Choosing the repertoire for your first album isn’t easy. Charlotte Gardner talks to those in the recording business about how to make an informed decision.
If making an audio recording feels like the right step, consider the following: ‘If it’s a self-release, there’s no point doing it until you have a good string of concerts coming up, because that’s where audiences tend to buy CDs by young artists,’ says City Music Foundation artist manager Tabitha McGrath. Plus, according to HarrisonParrott director Lydia Connolly, you should ‘Record only if you really have something to say with that repertoire. Ideally, your recorded statement should be part of a larger strategy.’
Enter here the Calidore Quartet, recent graduates of the BBC New Generation Artists scheme, whose debut Signum Classics album, Resilience, was released last October. The group now has four recordings under its belt, the first of which was made in 2014 at the Colburn School in Los Angeles, where the players studied.

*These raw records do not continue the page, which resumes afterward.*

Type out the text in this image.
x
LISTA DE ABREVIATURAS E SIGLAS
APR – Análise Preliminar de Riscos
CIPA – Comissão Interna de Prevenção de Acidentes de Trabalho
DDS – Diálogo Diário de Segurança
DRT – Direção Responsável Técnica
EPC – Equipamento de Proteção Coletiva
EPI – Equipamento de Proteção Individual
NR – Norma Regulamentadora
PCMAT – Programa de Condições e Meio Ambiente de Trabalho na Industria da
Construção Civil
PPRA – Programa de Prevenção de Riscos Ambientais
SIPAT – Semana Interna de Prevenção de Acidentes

‘We felt that in terms of creating a professional persona it was absolutely essential to come out with our first album,’ says the group’s cellist Estelle Choi. ‘It was really a calling card to be able to show people in those early stages that, yes, we are staying together and are a professional string quartet. The pieces we chose – Haydn’s op.76 no.3 (the “Emperor”) and Mendelssohn’s Second Quartet, op.13 – were very familiar to us and really spoke to who we were.
We then did a big release concert in LA, where we invited our friends and family, promoters and other people in the industry. After that, we sold the disc at further concerts – and it was great to have something to send to promoters, to show that we were serious about what we were doing.’

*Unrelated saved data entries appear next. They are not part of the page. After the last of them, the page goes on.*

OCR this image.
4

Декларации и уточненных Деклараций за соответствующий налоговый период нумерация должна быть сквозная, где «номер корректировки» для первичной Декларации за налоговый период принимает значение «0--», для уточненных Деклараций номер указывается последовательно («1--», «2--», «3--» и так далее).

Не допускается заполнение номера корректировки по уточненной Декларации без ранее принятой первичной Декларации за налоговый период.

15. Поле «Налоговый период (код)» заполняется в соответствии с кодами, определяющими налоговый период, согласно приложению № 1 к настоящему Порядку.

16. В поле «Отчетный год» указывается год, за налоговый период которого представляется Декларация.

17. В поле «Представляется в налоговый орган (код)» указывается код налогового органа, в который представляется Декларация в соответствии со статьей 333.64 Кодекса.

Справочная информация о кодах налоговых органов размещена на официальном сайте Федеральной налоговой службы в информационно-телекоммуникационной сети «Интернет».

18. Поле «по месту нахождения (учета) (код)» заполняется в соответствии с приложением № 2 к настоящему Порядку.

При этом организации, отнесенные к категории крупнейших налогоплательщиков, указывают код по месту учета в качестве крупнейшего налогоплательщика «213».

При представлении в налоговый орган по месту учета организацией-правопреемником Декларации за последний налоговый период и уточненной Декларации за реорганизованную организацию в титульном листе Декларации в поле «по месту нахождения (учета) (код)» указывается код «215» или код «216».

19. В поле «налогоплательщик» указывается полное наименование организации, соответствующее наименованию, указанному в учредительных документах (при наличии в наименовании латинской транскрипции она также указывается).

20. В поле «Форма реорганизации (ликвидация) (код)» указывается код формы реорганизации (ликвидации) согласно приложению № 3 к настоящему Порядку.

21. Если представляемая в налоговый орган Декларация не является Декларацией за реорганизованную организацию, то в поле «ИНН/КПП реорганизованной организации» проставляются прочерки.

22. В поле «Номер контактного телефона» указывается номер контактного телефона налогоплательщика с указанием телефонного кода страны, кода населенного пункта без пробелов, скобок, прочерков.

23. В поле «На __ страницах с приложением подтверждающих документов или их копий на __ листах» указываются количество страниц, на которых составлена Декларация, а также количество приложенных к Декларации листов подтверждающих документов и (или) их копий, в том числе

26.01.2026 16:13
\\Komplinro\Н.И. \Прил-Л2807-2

Should all young artists take a leaf from the Calidore’s book and record well-seasoned music? According to Decca Classics managing director Alexander Buhr, it depends on the artist. ‘There are no social dos and don’ts. Instead, you should be playing to your strengths and looking at the competition. If, for example, you’re a dynamic Baroque-music player who’s good at Vivaldi, then doing the Four Seasons with orchestra is probably an amazing calling card.
However, if this is repertoire that you can play but does not necessarily show you at your most exciting, then I wouldn’t lead with it. Chamber music and solo repertoire often have the upside that they’re a bit more flexible. For a calling card, it might be beneficial to showcase different aspects of your musical personality and playing.’